I had this in mind since yesterday: how to write a self-reproducing program in Groovy, or a Quine, a program which prints out its source code. It’s actually a fun exercise.

Here is my version:

a = 'c = (char)39; println "a = $c$a$c"; println "$a"'
c = (char)39; println "a = $c$a$c"; println "$a"

It looks scary, but it is actually not that terrible. The first line is the definition of a variable a of the form:

a = '[some string]'

The second line is first the definition of the single quote character assigned to c. We then print out the first line (including the variable definition), where we replace the single quote by our character c, and where $a is the content of a. This part looks like:

println "a = $c$a$c";

Finally we print out a.

The only thing that we need now to do, is to replace [some string] in the first line. It happens that if we take the complete second line and assign it to ‘a’ in the first line, we will get the desired output. We see here that if we had not used $c in the first println of the second line instead of the single quote, the string assigned to a in the first line would not be legal, since it would contain inside the string a string delimiter (and if we escape it, we don’t get the same output as the program code).

That’s it. It was fun.

Links:

  • A quine on Wikipedia
  • Interesting blog post about a self-reproducing program
  • 3 thoughts on “Self-Reproducing Program in Groovy”

    1. Much less geeky but always useful was Perl’s ability to refer to the source file, allowing you to trivially write CGI scripts that print their own source code. Excellent for software licensed using the GNU Affero General Public License.

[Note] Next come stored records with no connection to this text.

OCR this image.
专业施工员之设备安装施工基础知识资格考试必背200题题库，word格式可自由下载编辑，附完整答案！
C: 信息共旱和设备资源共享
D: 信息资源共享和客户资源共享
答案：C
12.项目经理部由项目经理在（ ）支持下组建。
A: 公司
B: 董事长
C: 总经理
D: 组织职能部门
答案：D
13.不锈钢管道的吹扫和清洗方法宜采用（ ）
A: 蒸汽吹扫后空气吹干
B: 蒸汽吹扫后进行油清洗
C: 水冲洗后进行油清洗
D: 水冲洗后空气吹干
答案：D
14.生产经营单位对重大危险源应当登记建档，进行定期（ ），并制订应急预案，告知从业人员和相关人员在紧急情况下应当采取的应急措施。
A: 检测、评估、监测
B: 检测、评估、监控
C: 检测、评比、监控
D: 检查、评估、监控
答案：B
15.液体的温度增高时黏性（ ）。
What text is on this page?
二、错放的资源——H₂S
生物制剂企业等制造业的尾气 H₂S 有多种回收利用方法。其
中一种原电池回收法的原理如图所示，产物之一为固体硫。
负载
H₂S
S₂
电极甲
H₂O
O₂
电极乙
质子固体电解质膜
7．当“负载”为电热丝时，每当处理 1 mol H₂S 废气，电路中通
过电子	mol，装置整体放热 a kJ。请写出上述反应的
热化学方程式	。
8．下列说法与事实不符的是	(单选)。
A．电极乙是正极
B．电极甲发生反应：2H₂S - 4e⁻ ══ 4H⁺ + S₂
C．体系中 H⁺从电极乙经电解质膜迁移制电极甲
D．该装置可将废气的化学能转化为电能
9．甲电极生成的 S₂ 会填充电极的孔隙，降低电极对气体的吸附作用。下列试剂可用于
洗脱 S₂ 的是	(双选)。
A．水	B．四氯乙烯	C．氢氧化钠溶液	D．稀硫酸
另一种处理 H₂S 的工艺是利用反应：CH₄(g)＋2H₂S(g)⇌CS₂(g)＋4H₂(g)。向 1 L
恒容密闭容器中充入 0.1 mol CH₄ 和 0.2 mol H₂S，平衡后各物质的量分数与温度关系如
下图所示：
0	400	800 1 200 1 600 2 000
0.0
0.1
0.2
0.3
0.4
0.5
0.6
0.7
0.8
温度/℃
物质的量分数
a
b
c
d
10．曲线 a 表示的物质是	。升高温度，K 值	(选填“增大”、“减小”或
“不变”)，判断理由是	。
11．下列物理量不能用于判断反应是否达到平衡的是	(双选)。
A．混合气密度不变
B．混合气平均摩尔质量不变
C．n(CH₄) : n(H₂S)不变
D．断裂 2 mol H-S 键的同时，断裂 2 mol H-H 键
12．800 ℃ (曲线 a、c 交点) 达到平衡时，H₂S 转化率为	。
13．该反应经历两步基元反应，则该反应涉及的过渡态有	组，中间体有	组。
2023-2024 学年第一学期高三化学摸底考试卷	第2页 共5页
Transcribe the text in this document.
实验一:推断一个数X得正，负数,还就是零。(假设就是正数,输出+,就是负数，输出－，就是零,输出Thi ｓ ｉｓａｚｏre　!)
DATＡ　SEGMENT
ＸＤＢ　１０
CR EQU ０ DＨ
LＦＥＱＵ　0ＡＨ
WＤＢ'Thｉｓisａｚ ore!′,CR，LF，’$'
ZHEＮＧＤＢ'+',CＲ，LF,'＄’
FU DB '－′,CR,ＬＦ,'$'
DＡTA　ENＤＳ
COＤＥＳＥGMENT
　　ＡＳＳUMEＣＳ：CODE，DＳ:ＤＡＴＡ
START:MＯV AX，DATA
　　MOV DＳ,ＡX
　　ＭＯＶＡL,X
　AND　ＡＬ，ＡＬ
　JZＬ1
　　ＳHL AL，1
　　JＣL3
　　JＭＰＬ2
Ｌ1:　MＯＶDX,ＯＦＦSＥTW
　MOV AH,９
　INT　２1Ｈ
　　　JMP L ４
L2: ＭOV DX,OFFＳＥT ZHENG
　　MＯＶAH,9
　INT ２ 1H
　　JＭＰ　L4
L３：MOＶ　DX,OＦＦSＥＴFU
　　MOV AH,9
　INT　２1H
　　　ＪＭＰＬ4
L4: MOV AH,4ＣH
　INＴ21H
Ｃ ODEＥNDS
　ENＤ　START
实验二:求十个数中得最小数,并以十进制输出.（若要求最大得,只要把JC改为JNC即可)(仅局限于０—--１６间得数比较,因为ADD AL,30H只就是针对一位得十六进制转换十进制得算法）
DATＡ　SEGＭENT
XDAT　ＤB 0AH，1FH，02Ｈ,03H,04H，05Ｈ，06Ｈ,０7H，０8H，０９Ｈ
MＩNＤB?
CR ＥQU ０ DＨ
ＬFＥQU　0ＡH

      A simple example I wrote myself a while ago:
      http://emacswiki.org/cgi-bin/m20-hard-core-characters

      And the Affero license link:
      http://www.fsf.org/licensing/licenses/agpl-3.0.html

      That’s the license used by Laconica, for example.
      http://identi.ca/

    2. @Alex

      I was wondering also if there was an easier way to do it, as you suggest, to have a way to reference the source file. Of course this would work only for script languages (which are not compiled). Groovy is a bit in between, since it is normally compiled to byte code, but there are also ways to execute (after on-the-fly compilation) a groovy source code.

      @Ben

      I recon. But it’s an interesting problem (I think).